Estados del alma I: Los que se quedan, 1911
10.2.11
8.2.11
VÍTREO
Soy un ángel prostituído por la sobreprotección terrenal.
Sin embargo (te aviso) no hay ofrecimiento de recompensa por mi rescate.
Las lluvias de verano convocan al auto testimonial. Fenómeno periódico, que puede exponerse así: "confesar para eludir el sofocamiento del corazón". Caprichos urbanos en estas coordenadas.
Después de nuestra última usual despedida vuelvo a imponerme tareas absurdas que exigen esfuerzos costosos para los que me hallo discapacitada. A contramano de la naturaleza (la tormenta subtropical es un ejemplo), la agitación me desmorona. Resultados nulos, esterilidad del ánimo, desilusión.

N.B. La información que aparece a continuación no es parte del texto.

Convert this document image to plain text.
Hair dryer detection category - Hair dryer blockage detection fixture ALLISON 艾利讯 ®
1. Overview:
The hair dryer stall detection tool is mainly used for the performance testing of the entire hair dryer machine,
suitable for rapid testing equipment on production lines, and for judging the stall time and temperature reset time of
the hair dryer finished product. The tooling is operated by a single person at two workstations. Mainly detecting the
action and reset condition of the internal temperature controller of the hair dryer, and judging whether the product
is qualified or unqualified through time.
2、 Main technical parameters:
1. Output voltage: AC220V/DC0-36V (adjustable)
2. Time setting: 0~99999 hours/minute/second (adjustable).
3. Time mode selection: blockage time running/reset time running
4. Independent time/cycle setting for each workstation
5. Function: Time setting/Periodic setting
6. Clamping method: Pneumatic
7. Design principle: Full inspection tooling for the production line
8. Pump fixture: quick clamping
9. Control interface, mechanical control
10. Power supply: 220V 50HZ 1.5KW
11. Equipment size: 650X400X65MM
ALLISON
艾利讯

De un lado, la historia de mi existencia: heredad de actos desbocados -a veces mecánicos, pero sólo en apariencia-, engorrosos y en desorden, añorando la desembocadura.

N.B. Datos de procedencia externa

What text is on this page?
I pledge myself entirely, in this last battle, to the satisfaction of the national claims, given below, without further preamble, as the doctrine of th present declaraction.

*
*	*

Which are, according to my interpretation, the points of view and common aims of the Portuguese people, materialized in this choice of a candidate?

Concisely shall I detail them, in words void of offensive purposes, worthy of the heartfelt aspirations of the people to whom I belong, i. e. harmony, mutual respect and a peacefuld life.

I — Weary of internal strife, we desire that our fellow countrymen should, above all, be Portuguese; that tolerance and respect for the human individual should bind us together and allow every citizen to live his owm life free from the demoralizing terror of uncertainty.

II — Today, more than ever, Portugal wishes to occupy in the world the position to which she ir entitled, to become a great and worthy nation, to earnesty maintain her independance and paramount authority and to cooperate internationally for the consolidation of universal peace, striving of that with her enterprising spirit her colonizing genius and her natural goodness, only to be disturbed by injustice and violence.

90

Del lado opuesto, sobre el horizonte, en puente de beatitud, mi alma. Ajena, distante, imperturbable.
Supongo que sonreirá condescendiente, viéndome arrastrar la roca de mi fragilidad por los laberintos del mundo, como si eso fuera un castigo de prófugos dioses indecorosos.
Ahora el cielo arroja sus dardos de agua contra el toldo metálico. El repiqueteo es ensordecedor. La inquietud, total e invasiva.
Lo más íntimo de mí desea un pacto secreto con alguna criatura sobrenatural que me libere de los remordimientos. La conciencia, esa picana permanentemente encendida.
El calor no cesa, el sueño se retrasa. Chicharras, grillos, gatos en los techos.
Esto no es una obra. No. Acaso sea nada más que un esfumado de tentativas.